Hi ,i would like to introduce everyone to our new cat ,we have had for a few weeks ,she is really hard to get a picture of ,she is our jaguarundi


----------



## Elina (Jul 22, 2009)

Wow I have to say that you have the *BEST *cats!
She looks great, do you think you will breed them in the future? 
-
Elina


----------



## shiftylou (Apr 27, 2008)

Gorgeous! Never seen a car like that before where did you get it from? Specialist breeder? 

Little cutie pie x


----------



## animalsbeebee (May 19, 2008)

Thanks ,we have a male also so hopefully we will breed them in the future


----------



## RORCOV (Jul 19, 2005)

Stunning animal:notworthy:


----------



## MattsZoo (Oct 27, 2011)

What an amazing beast! :flrt:


----------



## sykesy88 (Jan 9, 2009)

She is gorgeous!:flrt:


----------



## liam.b (Sep 2, 2006)

Looks gorgeous are they DWA? Haven't come accros them before, what's the temperament like?


----------



## Disgruntled (Dec 5, 2010)

Lovely. I'd like a DWA cat but probably something a bit more common and as such, less expensive! A lynx perhaps.
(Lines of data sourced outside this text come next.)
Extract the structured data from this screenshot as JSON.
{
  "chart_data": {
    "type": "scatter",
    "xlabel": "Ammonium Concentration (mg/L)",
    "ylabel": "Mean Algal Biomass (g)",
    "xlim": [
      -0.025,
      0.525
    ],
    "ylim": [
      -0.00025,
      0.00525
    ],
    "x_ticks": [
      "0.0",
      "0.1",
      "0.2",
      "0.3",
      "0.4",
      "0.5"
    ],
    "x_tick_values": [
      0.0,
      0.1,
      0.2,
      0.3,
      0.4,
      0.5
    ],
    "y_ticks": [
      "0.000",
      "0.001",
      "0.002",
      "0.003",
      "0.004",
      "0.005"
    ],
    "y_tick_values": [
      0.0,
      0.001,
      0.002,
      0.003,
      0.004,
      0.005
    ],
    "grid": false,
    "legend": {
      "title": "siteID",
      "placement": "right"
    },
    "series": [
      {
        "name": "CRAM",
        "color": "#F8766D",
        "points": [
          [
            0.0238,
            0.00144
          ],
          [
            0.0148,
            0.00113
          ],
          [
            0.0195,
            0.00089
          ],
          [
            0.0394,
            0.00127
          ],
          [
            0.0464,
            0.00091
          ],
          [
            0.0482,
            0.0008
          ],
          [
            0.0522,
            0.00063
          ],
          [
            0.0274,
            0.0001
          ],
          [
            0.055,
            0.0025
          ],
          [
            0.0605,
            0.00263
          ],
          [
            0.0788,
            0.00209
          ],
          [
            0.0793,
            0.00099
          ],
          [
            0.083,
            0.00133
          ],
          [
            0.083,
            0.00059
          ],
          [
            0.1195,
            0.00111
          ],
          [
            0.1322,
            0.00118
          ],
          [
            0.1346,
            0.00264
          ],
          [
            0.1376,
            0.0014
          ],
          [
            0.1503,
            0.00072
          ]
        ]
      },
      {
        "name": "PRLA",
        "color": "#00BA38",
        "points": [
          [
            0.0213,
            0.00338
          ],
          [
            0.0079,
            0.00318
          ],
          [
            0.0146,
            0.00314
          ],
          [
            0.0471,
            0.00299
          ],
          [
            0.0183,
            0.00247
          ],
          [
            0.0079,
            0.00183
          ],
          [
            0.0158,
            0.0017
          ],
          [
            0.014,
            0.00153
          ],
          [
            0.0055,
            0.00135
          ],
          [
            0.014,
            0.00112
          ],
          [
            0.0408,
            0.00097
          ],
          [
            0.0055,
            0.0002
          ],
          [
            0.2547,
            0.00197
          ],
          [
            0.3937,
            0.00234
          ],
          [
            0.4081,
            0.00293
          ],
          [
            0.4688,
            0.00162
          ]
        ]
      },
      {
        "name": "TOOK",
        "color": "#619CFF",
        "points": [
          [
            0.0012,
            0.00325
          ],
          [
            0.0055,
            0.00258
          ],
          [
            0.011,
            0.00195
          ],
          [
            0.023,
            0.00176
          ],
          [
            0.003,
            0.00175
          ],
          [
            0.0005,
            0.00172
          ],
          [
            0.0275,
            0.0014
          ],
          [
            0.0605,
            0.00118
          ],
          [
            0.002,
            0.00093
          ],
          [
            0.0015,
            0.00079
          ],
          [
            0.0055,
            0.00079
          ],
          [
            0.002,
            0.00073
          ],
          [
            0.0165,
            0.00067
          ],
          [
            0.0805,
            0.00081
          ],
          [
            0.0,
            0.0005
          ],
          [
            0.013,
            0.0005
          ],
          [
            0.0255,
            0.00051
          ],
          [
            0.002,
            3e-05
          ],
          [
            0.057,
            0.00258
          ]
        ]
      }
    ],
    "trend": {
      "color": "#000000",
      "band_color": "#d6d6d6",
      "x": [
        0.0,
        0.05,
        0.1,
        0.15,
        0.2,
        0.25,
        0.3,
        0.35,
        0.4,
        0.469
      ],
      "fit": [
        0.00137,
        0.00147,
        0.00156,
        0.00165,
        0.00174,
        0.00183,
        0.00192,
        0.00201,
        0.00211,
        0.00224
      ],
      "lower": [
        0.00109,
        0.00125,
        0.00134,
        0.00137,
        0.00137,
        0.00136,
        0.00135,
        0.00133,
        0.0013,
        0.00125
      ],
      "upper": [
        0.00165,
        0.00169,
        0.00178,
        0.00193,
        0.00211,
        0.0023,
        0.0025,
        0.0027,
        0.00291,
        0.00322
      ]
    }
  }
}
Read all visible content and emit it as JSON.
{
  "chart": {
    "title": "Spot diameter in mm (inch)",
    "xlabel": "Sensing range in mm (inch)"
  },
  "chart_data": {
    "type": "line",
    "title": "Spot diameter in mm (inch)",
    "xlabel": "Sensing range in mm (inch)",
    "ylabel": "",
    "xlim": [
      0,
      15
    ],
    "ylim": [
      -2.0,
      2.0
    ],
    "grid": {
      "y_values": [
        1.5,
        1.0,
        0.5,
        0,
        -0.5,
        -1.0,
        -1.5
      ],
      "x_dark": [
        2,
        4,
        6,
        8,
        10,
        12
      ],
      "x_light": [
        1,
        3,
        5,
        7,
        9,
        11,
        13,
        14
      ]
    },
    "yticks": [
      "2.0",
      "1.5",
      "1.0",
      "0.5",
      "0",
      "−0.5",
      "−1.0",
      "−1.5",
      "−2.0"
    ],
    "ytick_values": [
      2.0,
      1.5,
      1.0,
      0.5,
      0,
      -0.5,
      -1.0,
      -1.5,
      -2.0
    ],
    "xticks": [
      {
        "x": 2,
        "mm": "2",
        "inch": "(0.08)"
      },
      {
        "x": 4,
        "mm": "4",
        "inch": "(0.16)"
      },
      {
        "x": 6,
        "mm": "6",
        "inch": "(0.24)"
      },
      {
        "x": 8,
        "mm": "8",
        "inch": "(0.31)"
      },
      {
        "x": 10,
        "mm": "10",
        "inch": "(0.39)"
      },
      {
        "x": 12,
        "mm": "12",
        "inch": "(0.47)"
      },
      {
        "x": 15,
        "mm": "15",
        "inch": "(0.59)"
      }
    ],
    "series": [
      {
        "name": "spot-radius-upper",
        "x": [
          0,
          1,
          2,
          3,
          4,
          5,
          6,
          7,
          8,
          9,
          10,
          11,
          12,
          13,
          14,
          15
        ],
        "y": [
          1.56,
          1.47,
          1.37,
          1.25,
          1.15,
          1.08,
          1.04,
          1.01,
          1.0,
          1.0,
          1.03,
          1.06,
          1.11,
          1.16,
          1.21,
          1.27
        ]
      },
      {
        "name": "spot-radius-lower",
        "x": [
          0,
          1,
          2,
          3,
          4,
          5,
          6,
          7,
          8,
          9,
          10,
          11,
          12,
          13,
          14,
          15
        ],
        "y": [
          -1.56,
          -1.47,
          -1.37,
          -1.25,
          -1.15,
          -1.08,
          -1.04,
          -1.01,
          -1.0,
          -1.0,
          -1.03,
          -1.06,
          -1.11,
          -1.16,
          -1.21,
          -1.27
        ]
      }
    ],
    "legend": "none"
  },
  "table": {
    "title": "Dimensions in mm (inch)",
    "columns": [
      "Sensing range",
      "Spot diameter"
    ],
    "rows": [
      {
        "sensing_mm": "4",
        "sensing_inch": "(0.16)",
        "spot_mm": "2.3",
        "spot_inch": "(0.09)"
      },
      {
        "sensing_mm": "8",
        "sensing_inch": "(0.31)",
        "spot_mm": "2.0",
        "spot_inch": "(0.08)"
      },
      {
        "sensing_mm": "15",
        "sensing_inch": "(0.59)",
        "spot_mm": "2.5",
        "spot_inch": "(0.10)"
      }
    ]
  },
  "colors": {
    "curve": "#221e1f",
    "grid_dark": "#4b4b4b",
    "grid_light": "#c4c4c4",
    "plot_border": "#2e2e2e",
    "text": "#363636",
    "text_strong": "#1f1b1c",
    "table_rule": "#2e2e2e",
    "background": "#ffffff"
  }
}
When we have more than half an acre, I will try and get started...:mf_dribble: My little fox is thriving, by the way...


----------



## carlo69 (Apr 12, 2007)

animalsbeebee said:


> Hi ,i would like to introduce everyone to our new cat ,we have had for a few weeks ,she is really hard to get a picture of ,she is our jaguarundi
> 
> 
> image


Hi hows it going good to see you all at the weekend inc this little cat what a stunner:2thumb:


----------



## animalsbeebee (May 19, 2008)

alls good,thanks

Yes dwa needed.

Glad fox is doing good,he looks stunning in your photos.


----------



## Amazonia (Mar 6, 2011)

Stunning animal, how big do they become?


----------



## Disgruntled (Dec 5, 2010)

Jaguarundi - Wikipedia, the free encyclopedia


----------



## animalsbeebee (May 19, 2008)

Thanks , around 3 times the size of a domestic cat


----------



## kellystewart (May 11, 2010)

animalsbeebee said:


> Thanks , around 3 times the size of a domestic cat


Absolutely gorgeous Dave and Lorna


----------